Snowfall (FX, July 5th)
Cheap, strong and easy to produce, crack cocaine hit Los Angeles like a virus in 1983, leaving a trail of broken lives in its wake. Boyz n the Hood director John Singleton’s saga takes place in that pivotal cultural moment when a hot new product triggered a huge spike in the city’s dealing economy and kicked the War on Drugs into high gear. The show expands its focus to include an untested teen pusher, a zealous CIA operative, a conflicted lucha libre wrestler and a Mexican kingpin’s gorgeous daughter. From these lives, Singleton aims to form a portrait of a specific time and place, and from it, a diagnosis of its troubles. Dare we invoke the name of The Wire?

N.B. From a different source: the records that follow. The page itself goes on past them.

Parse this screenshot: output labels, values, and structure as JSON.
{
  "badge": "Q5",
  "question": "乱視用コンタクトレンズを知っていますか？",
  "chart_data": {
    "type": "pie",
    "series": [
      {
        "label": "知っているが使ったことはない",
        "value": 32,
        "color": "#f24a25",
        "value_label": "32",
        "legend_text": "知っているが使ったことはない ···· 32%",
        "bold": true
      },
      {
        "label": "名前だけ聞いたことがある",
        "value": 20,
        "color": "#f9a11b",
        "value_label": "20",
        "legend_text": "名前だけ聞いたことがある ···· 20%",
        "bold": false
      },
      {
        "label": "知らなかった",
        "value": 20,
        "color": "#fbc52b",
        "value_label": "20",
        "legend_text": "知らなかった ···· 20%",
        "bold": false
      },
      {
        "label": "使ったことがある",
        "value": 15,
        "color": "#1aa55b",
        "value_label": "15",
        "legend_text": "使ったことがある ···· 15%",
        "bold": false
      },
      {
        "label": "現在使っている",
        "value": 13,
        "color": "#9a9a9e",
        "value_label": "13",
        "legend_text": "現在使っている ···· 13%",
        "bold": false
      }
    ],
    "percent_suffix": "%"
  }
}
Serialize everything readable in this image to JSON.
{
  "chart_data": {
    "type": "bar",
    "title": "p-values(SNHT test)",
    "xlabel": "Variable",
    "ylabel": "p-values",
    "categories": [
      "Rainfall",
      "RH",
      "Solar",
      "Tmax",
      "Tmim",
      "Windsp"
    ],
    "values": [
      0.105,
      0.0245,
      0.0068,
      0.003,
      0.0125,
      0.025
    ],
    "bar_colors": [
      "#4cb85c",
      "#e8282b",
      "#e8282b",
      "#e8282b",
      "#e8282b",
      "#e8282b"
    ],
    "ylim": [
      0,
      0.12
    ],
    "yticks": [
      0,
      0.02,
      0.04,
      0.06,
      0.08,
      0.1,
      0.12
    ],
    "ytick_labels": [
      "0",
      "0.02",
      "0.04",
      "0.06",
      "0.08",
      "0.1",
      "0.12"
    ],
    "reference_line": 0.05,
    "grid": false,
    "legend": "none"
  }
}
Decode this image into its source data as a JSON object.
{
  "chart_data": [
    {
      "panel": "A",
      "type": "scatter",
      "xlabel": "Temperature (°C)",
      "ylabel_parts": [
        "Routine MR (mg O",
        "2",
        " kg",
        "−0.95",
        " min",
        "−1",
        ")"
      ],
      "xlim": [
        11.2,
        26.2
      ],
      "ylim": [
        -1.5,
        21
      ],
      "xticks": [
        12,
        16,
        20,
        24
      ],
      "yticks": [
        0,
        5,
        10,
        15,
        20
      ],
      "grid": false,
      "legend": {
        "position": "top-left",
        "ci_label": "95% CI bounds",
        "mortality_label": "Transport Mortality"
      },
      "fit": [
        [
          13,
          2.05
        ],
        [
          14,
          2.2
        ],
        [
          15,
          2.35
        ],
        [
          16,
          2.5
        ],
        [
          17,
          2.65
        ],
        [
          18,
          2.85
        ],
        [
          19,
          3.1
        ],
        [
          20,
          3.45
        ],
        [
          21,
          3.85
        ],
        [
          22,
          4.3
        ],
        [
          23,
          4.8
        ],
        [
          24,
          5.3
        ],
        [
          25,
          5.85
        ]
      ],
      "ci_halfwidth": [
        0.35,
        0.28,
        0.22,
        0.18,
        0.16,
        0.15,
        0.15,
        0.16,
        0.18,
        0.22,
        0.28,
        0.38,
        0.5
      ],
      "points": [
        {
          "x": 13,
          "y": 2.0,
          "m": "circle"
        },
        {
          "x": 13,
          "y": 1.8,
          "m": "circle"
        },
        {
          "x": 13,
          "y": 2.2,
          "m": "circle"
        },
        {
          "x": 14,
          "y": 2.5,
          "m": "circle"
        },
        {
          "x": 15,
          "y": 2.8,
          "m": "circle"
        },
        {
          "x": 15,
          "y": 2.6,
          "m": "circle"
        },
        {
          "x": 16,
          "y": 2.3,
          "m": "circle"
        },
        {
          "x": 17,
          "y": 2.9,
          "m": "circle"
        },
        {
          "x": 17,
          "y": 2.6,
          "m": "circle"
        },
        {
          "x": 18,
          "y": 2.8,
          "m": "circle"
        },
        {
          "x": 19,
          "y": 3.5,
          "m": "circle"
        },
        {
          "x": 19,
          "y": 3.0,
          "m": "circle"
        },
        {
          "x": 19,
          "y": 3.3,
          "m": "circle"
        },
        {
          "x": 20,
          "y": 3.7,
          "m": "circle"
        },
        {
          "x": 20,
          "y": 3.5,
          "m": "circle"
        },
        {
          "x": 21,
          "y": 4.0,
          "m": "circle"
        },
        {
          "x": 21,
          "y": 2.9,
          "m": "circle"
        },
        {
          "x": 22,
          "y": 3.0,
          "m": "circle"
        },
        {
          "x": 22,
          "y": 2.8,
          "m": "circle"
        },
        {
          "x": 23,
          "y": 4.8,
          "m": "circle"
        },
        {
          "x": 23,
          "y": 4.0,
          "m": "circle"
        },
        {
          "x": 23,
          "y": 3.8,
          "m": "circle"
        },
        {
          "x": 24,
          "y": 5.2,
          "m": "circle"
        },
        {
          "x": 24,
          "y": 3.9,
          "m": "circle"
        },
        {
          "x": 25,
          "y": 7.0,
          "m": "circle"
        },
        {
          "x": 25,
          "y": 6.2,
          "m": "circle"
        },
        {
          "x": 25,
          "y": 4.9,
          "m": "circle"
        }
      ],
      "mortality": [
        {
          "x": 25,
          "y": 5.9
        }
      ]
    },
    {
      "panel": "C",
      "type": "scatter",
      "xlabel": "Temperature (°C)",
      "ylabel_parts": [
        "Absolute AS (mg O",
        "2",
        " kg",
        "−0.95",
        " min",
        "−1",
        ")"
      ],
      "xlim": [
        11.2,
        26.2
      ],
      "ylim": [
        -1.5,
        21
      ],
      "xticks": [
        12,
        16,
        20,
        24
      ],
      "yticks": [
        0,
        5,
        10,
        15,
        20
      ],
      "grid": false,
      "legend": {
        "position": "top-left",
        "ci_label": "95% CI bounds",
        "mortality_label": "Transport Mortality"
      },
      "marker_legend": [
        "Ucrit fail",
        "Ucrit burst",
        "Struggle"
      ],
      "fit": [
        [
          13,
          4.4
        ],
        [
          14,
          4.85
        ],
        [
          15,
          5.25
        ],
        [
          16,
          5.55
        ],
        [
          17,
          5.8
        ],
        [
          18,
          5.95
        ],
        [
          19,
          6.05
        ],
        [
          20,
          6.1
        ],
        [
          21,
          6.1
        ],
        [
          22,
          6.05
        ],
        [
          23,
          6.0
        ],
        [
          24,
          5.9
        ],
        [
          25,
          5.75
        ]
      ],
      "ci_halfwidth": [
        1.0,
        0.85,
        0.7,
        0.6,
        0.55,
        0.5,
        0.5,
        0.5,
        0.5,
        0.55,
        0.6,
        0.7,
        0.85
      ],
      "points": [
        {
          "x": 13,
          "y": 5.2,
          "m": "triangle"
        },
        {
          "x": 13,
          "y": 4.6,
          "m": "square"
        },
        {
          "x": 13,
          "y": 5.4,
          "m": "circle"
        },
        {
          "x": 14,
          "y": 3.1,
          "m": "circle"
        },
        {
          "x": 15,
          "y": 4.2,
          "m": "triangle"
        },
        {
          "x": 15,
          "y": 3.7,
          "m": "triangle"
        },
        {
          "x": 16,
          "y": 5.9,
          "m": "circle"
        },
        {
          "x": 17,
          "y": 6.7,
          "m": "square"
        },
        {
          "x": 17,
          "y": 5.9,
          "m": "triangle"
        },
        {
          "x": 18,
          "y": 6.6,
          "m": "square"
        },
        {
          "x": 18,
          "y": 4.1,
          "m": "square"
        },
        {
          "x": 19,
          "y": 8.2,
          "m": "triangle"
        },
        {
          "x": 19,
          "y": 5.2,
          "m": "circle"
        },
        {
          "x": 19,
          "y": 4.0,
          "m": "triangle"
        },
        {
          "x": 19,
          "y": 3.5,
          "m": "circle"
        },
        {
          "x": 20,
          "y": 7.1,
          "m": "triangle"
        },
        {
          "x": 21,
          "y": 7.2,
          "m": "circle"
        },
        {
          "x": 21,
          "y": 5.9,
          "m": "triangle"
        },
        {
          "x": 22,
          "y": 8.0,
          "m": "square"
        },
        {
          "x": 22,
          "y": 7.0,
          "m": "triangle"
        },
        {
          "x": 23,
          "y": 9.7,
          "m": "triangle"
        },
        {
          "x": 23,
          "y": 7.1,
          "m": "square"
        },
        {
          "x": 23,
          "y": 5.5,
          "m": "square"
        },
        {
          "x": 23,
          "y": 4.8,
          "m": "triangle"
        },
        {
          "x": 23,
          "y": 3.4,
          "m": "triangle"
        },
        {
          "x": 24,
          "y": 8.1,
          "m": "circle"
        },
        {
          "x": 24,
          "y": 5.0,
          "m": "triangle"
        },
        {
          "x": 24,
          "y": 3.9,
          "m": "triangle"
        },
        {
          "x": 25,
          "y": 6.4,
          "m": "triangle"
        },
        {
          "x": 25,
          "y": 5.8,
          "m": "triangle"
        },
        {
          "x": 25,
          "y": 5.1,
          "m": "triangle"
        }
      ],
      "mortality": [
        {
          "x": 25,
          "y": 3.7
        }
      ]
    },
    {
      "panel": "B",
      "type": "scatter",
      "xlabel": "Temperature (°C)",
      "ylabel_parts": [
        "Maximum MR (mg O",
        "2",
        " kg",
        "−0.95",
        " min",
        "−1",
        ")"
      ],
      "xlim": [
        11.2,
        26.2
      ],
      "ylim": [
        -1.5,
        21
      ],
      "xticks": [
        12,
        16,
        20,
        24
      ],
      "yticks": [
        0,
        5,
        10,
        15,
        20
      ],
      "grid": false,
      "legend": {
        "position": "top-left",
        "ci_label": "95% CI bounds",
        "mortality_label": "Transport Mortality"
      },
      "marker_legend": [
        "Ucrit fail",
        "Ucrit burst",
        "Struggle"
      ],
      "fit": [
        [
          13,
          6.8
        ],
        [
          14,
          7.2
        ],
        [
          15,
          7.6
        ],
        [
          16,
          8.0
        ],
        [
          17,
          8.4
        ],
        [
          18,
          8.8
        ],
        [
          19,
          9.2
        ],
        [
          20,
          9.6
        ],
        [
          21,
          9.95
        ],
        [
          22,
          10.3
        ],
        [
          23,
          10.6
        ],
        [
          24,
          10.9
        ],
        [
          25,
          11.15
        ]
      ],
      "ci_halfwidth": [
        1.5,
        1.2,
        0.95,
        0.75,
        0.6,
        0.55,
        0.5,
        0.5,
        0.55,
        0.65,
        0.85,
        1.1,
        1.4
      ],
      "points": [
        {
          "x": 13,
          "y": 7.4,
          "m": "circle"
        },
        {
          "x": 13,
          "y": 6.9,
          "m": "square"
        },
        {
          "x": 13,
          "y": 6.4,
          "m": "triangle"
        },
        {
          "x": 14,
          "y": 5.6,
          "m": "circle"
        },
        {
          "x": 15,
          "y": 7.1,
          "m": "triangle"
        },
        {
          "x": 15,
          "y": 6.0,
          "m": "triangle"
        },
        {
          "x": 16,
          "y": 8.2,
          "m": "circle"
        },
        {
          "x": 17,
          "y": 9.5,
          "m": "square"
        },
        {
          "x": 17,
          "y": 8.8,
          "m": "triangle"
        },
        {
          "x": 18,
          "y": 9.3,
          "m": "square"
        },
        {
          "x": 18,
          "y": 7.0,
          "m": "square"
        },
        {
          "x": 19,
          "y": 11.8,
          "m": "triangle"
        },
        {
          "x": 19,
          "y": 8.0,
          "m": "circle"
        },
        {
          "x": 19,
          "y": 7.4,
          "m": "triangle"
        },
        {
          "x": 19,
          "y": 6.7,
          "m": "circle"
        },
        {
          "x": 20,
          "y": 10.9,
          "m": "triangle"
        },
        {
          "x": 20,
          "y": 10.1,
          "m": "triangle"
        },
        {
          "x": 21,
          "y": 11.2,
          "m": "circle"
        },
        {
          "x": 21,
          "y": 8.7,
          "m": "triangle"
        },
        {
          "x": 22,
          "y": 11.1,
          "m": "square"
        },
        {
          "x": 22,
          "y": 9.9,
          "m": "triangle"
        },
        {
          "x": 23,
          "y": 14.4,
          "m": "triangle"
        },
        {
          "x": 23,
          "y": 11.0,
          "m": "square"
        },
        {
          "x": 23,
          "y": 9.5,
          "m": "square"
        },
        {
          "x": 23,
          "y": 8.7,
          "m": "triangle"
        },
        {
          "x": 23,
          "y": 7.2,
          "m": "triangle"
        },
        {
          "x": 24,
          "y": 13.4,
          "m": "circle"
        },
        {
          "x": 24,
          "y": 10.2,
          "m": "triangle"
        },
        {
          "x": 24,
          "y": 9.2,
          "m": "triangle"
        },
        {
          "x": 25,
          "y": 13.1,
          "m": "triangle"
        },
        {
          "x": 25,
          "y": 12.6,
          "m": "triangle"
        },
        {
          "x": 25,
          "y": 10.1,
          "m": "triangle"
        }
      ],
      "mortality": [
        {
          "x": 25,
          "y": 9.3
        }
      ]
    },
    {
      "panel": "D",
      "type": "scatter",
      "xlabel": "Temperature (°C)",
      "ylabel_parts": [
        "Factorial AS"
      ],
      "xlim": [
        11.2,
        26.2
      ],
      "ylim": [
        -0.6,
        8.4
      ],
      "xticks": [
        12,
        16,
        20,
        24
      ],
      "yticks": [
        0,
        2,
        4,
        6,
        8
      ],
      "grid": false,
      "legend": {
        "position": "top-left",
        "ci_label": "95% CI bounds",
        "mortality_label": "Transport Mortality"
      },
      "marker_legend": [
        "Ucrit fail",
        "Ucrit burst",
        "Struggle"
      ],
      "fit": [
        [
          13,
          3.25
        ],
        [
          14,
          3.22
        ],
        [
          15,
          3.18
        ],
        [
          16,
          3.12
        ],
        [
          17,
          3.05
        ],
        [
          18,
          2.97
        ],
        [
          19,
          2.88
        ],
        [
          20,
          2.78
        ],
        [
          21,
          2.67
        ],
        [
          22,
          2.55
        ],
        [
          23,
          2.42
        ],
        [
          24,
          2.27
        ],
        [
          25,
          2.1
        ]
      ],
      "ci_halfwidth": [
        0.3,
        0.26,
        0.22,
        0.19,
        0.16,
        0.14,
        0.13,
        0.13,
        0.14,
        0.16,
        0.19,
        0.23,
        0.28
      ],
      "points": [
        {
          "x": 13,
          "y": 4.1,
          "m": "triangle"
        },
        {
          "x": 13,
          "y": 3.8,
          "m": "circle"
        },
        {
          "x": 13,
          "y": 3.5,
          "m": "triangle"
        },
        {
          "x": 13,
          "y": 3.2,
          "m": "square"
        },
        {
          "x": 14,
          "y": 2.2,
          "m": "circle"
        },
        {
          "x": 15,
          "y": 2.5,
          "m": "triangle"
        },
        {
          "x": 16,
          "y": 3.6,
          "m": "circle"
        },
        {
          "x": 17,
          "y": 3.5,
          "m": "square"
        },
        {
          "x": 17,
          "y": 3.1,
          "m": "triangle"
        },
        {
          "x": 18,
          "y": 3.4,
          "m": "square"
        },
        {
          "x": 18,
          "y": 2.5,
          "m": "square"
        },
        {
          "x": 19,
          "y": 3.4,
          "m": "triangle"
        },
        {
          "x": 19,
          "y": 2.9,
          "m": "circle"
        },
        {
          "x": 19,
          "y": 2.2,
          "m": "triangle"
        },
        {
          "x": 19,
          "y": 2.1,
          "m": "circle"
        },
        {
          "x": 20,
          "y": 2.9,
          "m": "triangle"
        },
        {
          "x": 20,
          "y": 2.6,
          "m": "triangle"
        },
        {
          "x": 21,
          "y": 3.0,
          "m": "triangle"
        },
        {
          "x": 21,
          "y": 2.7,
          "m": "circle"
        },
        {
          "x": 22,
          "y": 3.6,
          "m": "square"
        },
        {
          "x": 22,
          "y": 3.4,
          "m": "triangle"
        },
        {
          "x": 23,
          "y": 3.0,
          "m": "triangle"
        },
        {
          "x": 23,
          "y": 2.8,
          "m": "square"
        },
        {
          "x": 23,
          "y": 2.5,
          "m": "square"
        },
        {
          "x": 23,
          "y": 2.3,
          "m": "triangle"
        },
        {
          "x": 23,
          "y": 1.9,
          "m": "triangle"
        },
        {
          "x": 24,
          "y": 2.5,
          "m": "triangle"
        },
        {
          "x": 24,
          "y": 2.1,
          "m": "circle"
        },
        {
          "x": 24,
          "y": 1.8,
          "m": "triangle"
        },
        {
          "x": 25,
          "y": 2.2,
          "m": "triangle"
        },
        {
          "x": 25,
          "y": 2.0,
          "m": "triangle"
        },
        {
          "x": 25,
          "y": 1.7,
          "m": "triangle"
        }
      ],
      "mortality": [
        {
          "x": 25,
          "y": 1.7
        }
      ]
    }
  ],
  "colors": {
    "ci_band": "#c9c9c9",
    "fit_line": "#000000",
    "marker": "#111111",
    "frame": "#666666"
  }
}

Tour de Pharmacy (HBO, July 8th)
Andy Samberg and Murray Miller made an utter mockery out of professional tennis in their “30 For 30” send-up 7 Days In Hell, and their new sports mockumentary sets its Eighties-era videotape lens on the scandal-tinged Tour de France. Samberg and a magnificently goateed Orlando Bloom (portraying a character named JuJu Peppi, naturally) lead the pack of artificially-enhanced racers, with eclectic array of competitors featuring Daveed Diggs, Dolph Lundgren, John Cena and Will Forte will joining them on the racetrack. (Did you think Lance Armstrong wouldn’t make a good-natured cameo appearance to poke fun at his own checkered past? Think again.) If it’s half as ludicrous as 7 Days – which included an extended computer-animated sequence of a Swedish prison orgy – it should be a winner.

Will (TNT, July 10th)
Before he was such stuff as drowsy high-school English class lectures are made of, ol’ William Shakespeare was a sexy young horndog. The latest entry in the proud tradition of TV shows imagining hotter versions of historical figures joins Billy Shakes in his early twenties, as the untested playwright first began to seize the London theatre world’s attention. It takes a reverent stance towards the Bard as a genius, iconoclast and insatiable love-machine, chronicling his romancing a series of grateful maidens in between writing a play or three. Call it Shakespeare in Lust.